Il colloquio di Stoltemberg con il premier è parso motivato soprattutto dal desiderio di capire le intenzioni del nuovo governo italiano.

Diverse le tematiche affrontate:

 Missioni internazionali: (Libia, Afghanistan, stabilizzazione del fianco Sud, investimenti dell’Italia nella NATO)
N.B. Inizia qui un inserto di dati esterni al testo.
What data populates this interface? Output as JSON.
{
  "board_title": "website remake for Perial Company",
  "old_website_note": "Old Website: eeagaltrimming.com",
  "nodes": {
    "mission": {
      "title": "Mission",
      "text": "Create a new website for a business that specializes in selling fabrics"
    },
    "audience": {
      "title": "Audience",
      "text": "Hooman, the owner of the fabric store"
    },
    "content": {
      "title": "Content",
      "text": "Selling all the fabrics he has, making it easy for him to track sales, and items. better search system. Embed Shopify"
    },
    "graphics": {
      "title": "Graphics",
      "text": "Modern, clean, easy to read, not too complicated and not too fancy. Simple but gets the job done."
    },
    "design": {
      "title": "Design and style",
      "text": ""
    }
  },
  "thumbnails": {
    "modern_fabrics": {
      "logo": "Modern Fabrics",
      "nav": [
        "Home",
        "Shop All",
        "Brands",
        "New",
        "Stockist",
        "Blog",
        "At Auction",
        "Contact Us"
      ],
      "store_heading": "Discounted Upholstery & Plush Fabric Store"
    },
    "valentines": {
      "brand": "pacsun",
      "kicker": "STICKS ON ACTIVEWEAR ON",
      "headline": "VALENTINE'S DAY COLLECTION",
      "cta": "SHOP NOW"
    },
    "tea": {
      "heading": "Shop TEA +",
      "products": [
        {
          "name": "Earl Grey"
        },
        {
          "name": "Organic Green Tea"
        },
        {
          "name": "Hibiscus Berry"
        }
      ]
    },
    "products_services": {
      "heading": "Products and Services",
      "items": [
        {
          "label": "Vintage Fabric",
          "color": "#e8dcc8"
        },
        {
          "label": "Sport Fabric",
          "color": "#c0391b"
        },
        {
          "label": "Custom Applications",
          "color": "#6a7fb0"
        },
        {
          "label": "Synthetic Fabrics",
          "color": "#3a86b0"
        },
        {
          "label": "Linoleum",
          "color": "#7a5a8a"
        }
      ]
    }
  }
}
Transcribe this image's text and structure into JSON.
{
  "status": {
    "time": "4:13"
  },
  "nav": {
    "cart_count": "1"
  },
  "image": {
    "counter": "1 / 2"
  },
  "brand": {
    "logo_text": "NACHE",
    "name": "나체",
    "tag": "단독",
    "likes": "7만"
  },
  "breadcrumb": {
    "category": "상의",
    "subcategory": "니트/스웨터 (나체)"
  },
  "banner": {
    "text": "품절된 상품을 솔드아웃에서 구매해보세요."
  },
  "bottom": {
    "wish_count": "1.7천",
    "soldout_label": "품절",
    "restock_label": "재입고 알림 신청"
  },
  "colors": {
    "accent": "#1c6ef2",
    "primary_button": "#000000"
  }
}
  • In primis la questione Libia, al centro dell’attenzione non solo della Nato ma anche dell’Italia, in quanto terra di origine della maggior parte dei profughi in arrivo verso l’Europa: maggiore partecipazione di Italia, Ue, ed eventualmente anche della Nato, nella strategia di riduzione dell’instabilità del Paese guidato da Fayez Al Sarraj;
  • Stoltenberg, che ha ricordato “l’eccellente lavoro” svolto dall’Italia in Afghanistan e Kosovo e si è detto “colpito dalla professionalità e dalla dedizione dei militari italiani”. Un riferimento non casuale, ma piuttosto un invito al nuovo governo a ribadire la partecipazione a una missione importante per l’Alleanza;
  • (stabilizzazione fianco sud):“Pensiamo sia naturale che il nostro Paese possa svolgere un ruolo chiave per la sicurezza e la stabilità del fianco sud, un arco d’instabilità che si estende senza soluzioni di continuità dal Mediterraneo al Medio Oriente. È da qui da che provengono le minacce più dirette alla sicurezza dei nostri cittadini”, tra cui “il terrorismo, i traffici di ogni tipo, la tratta di esseri umani e la proliferazioni di armi”. Così, è su questa regione che il nuovo governo (che su questo fronte pare in linea con il precedente) “ha chiesto alla Nato di poter essere maggiormente concentrata con i propri sforzi e la propria azione”. L’idea, è di continuare a operare “per sensibilizzare l’Alleanza sulla centralità del Mediterraneo allargato”, con un adeguamento che la Nato ha già intrapreso ma “che riteniamo debba essere rafforzato e accelerato”, con maggiore “pianificazione”, “una più robusta attività di collaborazione e assistenza ai partner regionali”. In tal senso, l’Hub di Napoli può essere “un utilissimo snodo per la capacità dell’Alleanza di azione e collaborazione con gli altri partner nel Mediterraneo”;
  • (investimenti dell’Italia nella NATO)“Non vogliamo sottrarci alla responsabilità e agli impegni dell’Alleanza Atlantica”. L’Italia crede fermamente nell’Alleanza come pilastro della sicurezza europea e internazionale. Sin dalla fondazione della Nato l’Italia ha investito molto, sia da un punto di vista politico, sia da un punto di vista finanziario; e continuerà a farlo”, ha detto Conte;

Incremento del dialogo con la Russia e la questione delle sanzioni

 Per “delicato e complesso tema dei rapporti con la Russia”, è stata annunciata una più netta apertura da parte del nuovo esecutivo italiano.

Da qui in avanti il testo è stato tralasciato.